Report: Connectivity key for next decade in technology

Deloitte report finds several technology developments playing a part in the interlacing of technology in the coming decade

Connectivity will be the key to unlocking the technology trends in the next decade, according to the Deloitte Technology, Media, and Telecommunications Predictions 2020 report.

This interconnectedness is expected to be a key driving force in shaping the impact and value of technology in the coming years. 

“Individual technologies are moving from siloed to interdependent, increasing their impact and distinct value in the process. Innovations that have been ‘just around the corner’ for years will finally come to life in 2020 with practical applications driving even more advances in the years to come,” the new report stated.

In addition, Deloitte predicted most of the technology, media and telecommunications industry’s revenue will come from the ‘Big Five’ family of devices - smartphones, computers, TVs, enterprise data centres and software, and the Internet of Things. 

The third trend anticipated to have a significant effect on the industry will be the many services and products reaching maturity in 2020, after having been ‘just around the corner’ for years.In particular, the report finds several key developments playing a part in the interlacing of technology from this point on. 

The first is 5G. While 5G launched commercially in Australia in 2019, Deloitte expected further uptake in 2020 will see a raft of new capabilities emerging over the course of the year.
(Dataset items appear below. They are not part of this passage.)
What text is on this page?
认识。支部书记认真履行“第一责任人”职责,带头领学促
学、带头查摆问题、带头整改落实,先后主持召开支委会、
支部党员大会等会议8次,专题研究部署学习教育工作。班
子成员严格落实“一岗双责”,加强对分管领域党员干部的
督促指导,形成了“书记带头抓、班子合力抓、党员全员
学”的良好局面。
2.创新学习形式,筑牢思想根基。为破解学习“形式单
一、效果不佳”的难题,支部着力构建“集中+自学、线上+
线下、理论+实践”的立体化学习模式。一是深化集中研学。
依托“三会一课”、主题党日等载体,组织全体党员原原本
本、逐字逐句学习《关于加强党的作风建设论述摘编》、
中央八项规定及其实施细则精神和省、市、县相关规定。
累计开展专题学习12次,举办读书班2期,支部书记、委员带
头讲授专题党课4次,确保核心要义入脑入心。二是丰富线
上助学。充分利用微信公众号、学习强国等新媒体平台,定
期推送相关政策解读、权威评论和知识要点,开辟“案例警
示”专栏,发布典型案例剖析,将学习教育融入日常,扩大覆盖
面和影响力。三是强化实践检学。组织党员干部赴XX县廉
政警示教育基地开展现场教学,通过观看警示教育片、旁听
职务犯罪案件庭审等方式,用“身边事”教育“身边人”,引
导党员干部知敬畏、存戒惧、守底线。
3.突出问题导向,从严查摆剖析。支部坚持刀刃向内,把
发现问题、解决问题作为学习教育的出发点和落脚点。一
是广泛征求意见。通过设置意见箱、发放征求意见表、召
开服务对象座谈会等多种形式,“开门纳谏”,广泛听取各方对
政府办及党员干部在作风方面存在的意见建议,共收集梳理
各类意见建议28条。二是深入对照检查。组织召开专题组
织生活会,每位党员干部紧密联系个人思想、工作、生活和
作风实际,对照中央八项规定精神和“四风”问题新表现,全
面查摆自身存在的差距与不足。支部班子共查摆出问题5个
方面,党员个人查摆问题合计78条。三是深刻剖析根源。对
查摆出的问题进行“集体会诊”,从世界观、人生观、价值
In the commercial sphere, businesses will also begin to look to private 5G networks to enable the next technological frontier, with cutting-edge use cases on the horizon such as Internet of Things, remote operations and self-driving cars.

Read more: What the 5G revolution will do to mobile marketing

Meanwhile, smartphones adoption is expected to peak, but growth will diversify into other areas, Deloitte said. These include as a platform for advertising, apps and the next consumer wave of wearable technologies. Running parallel to smartphone growth, this smartphone multiplier market is predicted to be worth around A$4.1 billion in Australia in 2020. Apps, mobile advertising, hardware and wearable accessories will dominate, accounting for nearly 80 per cent of the multiplier market.

Then there's artificial intelligence (AI). Deloitte predicted that in 2020, more than 750 million edge AI chips will be sold globally. In Australia, the consulting giant expected 66 per cent of smartphones sold in 2020 will carry edge AI chips, up from just 20 per cent in 2018, bringing to life features such as facial recognition, voice-based interactions and translation, even in offline mode.

While this will open up new possibilities for consumer-grade AI use cases, the most exciting application of edge AI will most likely be in the enterprise, where it will power drone swarms, unmanned aerial vehicles and precision manufacturing.

And on the content front, podcasts are expected to continue to surge in popularity. The podcast has been with us for years and continues to develop its applications and grow audiences. Deloitte predicted podcasts will see double-digit growth through 2020 as consumers, creators, brands and media buyers become more familiar with the medium.

The Deloitte report noted these aren’t the only technologies converging and more interconnection is forecast as the decade unfolds. Yet understanding which devices are connected to others will help to unlock the effect overall.  

“Consider that edge AI chips, private 5G and robots are all interconnected, while ad-supported video and antenna TV are both affected by each other as well as by low-earth-orbit broadband satellites,” the report added.